Sapevate che il burro non dovrebbe essere conservato in frigo? A svelare la questione è stato il giornale Huffington Post Americano dopo aver condotto alcune indagini comparative. La conclusione degli esperti è stata che il burro non ha assolutamente bisogno di essere refrigerato. Il burro, andrebbe quindi semplicemente conservato a temperatura ambiente entro e non oltre i 21°C. A queste temperature il burro può durare una settimana e se salato anche due. Il burro conservato in frigo è fastidioso anche da usare perché ogni volta che lo si deve usare lo di deve uscire per farlo sciogliere per poi rimetterlo in frigo per farlo di nuovo solidificare. Cosa succede al burro ogni volta che si scioglie e poi torna a refrigerarsi? Perde le sue proprietà salutari? Perché non si dovrebbe mettere il burro in frigo? All’interno di questo articolo risponderemo a queste e ad altre domande.

Il burro in frigo perde le sue qualità salutari?

Non esistono ricerche scientifiche che sappiano dire con certezza se il burro messo in frigorifero perda o meno le sue qualità salutari. Gli scienziati ritengono che scongelare e ricongelare gli alimenti sia una pratica pericolosa e quindi sconsigliata sia per la nostra alimentazione che per la nostra salute. In generale gli alimenti congelati vanno consumati massimo entro 24 ore dallo scongelamento e previa cottura, per distruggere la carica microbica. Quando si ricongela un cibo si perdono alcuni preziosi valori nutrizionali e il sapore diviene molto meno intenso. Tuttavia determinati siti, che però non hanno alcun valore scientifico, ritengono che il burro in frigo a forza di essere tolto e rimesso in frigo perda il suo vero sapore. Ma perde anche le sue qualità salutari?

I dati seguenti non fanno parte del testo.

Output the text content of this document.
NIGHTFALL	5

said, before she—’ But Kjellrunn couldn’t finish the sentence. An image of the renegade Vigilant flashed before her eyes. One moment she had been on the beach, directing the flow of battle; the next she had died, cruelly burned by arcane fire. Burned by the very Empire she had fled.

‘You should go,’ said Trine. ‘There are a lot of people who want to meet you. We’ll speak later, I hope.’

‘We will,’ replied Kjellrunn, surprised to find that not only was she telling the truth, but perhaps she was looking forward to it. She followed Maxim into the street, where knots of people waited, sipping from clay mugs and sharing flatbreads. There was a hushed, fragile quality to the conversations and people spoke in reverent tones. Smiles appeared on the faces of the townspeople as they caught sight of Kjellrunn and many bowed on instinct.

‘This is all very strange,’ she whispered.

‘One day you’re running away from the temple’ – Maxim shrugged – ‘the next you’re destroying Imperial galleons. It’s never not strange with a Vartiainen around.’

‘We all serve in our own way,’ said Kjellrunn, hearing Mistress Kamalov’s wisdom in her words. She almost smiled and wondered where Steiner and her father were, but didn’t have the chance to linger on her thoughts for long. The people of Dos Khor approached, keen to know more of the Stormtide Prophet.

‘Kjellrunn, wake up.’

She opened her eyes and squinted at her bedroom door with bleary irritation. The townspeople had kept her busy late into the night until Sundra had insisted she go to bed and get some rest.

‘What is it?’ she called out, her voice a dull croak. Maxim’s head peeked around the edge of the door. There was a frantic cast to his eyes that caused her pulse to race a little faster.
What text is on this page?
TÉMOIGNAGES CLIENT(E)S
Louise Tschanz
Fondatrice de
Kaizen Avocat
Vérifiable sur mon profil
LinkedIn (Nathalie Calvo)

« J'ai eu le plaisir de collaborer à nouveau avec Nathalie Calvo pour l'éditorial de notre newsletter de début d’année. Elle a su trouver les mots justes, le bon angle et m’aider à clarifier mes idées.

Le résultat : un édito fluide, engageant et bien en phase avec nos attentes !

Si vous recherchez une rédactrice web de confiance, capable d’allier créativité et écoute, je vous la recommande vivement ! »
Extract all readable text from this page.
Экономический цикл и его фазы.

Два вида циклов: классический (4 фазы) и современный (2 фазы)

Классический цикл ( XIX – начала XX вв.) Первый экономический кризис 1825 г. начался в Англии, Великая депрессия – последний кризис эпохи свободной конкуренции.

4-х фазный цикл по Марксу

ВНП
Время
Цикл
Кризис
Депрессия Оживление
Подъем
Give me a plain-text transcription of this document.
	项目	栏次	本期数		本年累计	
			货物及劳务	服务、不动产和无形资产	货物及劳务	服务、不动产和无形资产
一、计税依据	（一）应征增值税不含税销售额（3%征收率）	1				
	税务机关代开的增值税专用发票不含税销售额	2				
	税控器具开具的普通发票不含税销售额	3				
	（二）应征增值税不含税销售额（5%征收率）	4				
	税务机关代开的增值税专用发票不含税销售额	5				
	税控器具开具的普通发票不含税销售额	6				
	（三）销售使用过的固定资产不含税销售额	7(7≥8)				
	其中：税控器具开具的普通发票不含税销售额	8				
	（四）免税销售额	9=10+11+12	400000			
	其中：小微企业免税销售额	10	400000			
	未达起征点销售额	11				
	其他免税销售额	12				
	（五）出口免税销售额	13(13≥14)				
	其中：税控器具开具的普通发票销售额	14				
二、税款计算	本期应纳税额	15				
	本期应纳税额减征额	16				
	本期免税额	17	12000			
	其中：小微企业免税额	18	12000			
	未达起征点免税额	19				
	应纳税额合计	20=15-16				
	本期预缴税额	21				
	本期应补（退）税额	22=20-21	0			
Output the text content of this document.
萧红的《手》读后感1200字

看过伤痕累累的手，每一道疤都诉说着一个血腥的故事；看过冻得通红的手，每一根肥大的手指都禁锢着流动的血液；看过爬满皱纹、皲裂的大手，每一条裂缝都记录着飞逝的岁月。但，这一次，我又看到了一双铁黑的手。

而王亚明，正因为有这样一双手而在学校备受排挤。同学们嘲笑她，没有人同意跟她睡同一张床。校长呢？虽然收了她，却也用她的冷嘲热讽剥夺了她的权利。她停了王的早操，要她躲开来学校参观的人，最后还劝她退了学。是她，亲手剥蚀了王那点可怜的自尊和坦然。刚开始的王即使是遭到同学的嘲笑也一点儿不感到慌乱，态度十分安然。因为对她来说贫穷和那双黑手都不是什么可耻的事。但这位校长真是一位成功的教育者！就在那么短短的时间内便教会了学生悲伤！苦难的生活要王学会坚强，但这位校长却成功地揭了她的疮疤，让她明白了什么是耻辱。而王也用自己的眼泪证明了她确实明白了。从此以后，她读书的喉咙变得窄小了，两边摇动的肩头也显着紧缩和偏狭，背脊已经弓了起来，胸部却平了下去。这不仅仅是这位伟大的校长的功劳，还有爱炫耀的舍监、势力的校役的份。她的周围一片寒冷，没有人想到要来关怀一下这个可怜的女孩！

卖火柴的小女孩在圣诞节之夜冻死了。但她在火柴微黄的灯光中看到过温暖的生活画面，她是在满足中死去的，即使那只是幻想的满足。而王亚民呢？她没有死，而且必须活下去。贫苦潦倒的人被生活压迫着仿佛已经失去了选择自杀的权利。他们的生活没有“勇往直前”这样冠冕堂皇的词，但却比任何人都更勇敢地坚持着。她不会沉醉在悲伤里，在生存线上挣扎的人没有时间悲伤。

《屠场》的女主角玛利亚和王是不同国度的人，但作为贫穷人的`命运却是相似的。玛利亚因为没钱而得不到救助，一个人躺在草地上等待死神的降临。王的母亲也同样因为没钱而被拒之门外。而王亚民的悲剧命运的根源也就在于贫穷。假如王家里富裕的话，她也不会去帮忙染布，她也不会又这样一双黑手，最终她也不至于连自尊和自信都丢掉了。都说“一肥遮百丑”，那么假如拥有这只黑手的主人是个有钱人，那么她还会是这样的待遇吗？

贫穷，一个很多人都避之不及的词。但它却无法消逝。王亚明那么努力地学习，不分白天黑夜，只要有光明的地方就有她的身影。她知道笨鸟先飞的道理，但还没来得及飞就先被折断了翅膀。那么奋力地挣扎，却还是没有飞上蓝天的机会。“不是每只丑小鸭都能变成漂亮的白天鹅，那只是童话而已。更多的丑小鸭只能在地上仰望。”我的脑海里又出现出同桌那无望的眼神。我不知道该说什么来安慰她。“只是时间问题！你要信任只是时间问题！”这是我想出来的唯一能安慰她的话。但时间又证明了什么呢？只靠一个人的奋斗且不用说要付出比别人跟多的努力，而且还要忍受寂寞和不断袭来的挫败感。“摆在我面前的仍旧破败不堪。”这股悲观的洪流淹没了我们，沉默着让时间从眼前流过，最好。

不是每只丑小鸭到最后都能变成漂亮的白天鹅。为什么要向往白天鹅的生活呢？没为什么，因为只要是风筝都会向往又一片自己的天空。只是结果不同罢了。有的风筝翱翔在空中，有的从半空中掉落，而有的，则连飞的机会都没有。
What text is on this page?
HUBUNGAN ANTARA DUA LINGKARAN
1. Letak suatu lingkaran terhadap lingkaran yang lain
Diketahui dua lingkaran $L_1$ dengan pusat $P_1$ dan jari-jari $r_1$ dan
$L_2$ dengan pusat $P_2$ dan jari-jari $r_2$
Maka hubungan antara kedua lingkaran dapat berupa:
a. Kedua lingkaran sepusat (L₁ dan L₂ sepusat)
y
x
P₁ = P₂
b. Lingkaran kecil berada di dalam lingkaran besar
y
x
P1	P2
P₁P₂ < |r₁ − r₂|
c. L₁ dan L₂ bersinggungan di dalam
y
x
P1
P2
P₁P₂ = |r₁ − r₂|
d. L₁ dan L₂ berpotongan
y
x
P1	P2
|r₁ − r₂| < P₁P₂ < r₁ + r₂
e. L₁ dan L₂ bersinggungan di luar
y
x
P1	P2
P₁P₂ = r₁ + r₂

Come vedere se il burro è fresco?

Il burro non salato ha una durata di conservazione di circa 3 mesi, mentre quello salato può essere conservato fino a circa 5 mesi. In base a come viene conservato, però, il burro può andare a male in tempi meno lunghi. In questo caso il suo sapore diventa rancido. Per verificarne la freschezza basterà osservare il colore. Se la parte interna ha lo stesso colore di quella esterna, allora il burro è ancora fresco. Quando la parte interna del burro è più chiara di quella esterna invece, è avvenuto un processo di ossidazione. In questo caso il burro non sarà più fresco.

Perché il burro non va conservato in frigo?

Nel ricongelare i cibi dopo averli scongelati si formano dei cristalli di ghiaccio che rompono la struttura delle cellule dei cibi congelati. A livello industriale questo fenomeno non di verifica perché l’abbassamento della temperatura con la surgelazione è molto più veloce e i cristalli di ghiaccio che si formano in questo caso sono molto piccoli e non causano problemi agli alimenti. Quando si scongelano gli alimenti congelati nei freezer di casa si perdono proteine, vitamine e minerali per via di quella che si chiama acqua di scongelamento. Questo effetto è incrementato quando un alimento dopo essere stato congelato e scongelato, viene nuovamente ricongelato. In questi casi ci potremmo ritrovare a mangiare un alimento quasi del tutto privo di valore nutrizionale.